Ces décisions convergent pour affirmer que la faute médicale chirurgicale, qu’elle soit technique ou informationnelle, ouvre un droit à réparation intégrale des préjudices subis selon la Nomenclature Dintilhac, et que les mécanismes amiables (CCI/ONIAM) constituent une voie rapide et accessible, complémentaire du contentieux judiciaire.
Questions fréquentes
Quel est le délai pour agir en cas de faute médicale d’un chirurgien à Arles ?
Le délai de prescription est de dix ans à compter de la date de consolidation du dommage, conformément à l’article L. 1142-28 du code de la santé publique. La consolidation correspond à la stabilisation de l’état de santé de la victime. Ce délai décennal est d’ordre public : passé ce terme, aucune action en indemnisation n’est recevable. Il est donc impératif de consulter un avocat dès la fin des soins pour ne pas laisser prescrire vos droits.
Peut-on saisir la CCI sans avocat pour une faute du chirurgien à Arles ?

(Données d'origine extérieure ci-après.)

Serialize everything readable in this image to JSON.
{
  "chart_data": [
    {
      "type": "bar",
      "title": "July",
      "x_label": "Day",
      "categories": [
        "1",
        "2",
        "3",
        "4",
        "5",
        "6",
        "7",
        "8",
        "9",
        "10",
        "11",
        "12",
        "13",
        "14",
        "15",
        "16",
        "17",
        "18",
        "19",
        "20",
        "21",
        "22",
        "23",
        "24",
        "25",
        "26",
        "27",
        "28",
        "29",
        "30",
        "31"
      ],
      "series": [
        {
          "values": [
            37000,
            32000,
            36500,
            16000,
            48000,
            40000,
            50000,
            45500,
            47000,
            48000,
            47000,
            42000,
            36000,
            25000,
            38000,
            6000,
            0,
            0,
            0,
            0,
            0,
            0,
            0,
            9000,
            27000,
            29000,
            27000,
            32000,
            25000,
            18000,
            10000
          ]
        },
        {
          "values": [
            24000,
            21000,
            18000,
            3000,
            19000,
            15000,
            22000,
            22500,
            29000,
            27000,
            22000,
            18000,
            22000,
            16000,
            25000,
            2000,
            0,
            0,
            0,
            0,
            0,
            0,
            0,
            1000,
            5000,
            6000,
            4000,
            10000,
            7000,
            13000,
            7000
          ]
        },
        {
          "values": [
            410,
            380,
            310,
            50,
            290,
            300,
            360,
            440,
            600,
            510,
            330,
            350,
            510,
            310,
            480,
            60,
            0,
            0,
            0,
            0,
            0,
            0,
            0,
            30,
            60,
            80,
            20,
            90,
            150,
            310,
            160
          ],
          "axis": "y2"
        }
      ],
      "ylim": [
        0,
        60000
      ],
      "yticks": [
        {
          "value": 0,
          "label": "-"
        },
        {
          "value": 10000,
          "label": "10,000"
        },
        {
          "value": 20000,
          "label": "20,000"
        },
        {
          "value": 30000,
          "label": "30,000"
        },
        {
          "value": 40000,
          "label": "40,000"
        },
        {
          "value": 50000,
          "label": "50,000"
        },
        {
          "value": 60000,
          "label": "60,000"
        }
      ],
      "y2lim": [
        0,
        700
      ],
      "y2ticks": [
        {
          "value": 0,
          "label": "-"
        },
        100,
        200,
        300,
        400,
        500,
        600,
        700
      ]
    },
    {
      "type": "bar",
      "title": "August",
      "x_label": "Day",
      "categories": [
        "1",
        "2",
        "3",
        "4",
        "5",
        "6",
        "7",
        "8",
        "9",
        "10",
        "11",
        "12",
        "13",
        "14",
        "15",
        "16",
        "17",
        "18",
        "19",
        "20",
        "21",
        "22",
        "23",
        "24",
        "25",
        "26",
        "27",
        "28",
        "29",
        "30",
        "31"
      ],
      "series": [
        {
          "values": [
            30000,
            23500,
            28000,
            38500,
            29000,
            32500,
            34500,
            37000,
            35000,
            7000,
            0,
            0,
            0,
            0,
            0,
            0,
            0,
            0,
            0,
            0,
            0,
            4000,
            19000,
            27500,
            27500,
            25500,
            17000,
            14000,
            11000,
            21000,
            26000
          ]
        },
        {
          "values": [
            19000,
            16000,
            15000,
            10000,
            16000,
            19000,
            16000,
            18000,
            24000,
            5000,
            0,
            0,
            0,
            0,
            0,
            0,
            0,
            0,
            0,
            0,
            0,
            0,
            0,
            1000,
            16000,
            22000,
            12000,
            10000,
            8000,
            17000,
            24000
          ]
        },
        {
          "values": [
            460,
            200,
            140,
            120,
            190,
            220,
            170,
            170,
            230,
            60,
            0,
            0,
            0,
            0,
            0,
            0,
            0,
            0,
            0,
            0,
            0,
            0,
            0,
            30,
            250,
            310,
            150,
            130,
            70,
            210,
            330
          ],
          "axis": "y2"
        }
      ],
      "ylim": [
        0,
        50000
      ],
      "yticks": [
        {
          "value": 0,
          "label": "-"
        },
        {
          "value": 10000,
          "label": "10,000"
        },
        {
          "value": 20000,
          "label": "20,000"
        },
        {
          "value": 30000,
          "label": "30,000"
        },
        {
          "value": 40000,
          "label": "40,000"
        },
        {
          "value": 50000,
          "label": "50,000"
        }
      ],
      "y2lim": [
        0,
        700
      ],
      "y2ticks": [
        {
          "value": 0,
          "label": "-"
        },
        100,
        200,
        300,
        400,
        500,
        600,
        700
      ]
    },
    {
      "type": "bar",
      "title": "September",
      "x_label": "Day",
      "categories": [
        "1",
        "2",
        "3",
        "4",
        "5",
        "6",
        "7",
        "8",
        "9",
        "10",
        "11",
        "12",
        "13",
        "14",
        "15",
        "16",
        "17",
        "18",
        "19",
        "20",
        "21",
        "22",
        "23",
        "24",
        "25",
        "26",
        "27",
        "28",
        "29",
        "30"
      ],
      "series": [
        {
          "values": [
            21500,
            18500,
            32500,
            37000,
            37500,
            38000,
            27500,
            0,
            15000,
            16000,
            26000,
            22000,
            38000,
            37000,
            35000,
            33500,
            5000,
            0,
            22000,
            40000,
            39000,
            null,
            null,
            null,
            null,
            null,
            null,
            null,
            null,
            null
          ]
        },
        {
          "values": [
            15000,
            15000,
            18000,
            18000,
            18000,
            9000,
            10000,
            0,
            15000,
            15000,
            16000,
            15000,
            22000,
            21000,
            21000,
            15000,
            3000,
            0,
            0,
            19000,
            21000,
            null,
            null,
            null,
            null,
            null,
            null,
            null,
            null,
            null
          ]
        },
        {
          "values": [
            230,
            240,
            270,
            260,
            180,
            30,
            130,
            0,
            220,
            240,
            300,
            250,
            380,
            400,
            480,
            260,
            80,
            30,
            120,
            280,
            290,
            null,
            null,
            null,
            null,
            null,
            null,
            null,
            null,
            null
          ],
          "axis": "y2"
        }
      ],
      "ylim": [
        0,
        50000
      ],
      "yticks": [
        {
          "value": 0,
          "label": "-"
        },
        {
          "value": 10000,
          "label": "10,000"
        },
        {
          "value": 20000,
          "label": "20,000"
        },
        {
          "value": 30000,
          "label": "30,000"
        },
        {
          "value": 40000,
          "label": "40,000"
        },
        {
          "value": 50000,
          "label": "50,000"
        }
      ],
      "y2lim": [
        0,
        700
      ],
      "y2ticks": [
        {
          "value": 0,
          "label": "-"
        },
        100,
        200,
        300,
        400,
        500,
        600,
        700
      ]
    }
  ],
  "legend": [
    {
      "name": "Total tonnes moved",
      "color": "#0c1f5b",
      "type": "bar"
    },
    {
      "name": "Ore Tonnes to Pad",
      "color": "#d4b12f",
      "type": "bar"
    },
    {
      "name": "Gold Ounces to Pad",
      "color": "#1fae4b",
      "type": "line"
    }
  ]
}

La saisine de la Commission de Conciliation et d’Indemnisation (CCI) ne requiert pas obligatoirement l’assistance d’un avocat. La procédure est gratuite et accessible directement à la victime. Toutefois, l’assistance d’un avocat spécialisé en faute médicale est vivement conseillée : il prépare le dossier, assiste la victime lors de l’expertise médicale contradictoire, et évalue si l’offre d’indemnisation proposée par l’assureur est équitable. Une offre sous-évaluée acceptée sans analyse juridique constitue une perte définitive de droits.
Quels préjudices sont indemnisables après une faute chirurgicale ?
L’indemnisation suit la Nomenclature Dintilhac, qui distingue les préjudices patrimoniaux (pertes de gains professionnels, frais médicaux futurs, assistance par tierce personne) et les préjudices extra-patrimoniaux (déficit fonctionnel temporaire et permanent, souffrances endurées, préjudice esthétique, préjudice d’établissement). Le préjudice corporel médical est évalué dans sa globalité par l’expert désigné, et l’avocat en dommages corporels s’assure qu’aucun poste n’est oublié ni sous-évalué.
Que faire si l’offre d’indemnisation de l’assurance du chirurgien est insuffisante ?
La victime dispose de deux recours. Elle peut, dans un premier temps, refuser l’offre formulée par l’assureur du chirurgien à l’issue de la procédure CCI, puis saisir directement le tribunal judiciaire de Tarascon (pour les praticiens libéraux exerçant à Arles) afin d’obtenir une indemnisation judiciaire. Par ailleurs, si l’accident relève d’un aléa thérapeutique non fautif, elle peut compléter sa demande auprès de l’ONIAM en saisissant directement cet organisme. L’avocat analyse quelle voie est la plus favorable selon les circonstances précises du dossier.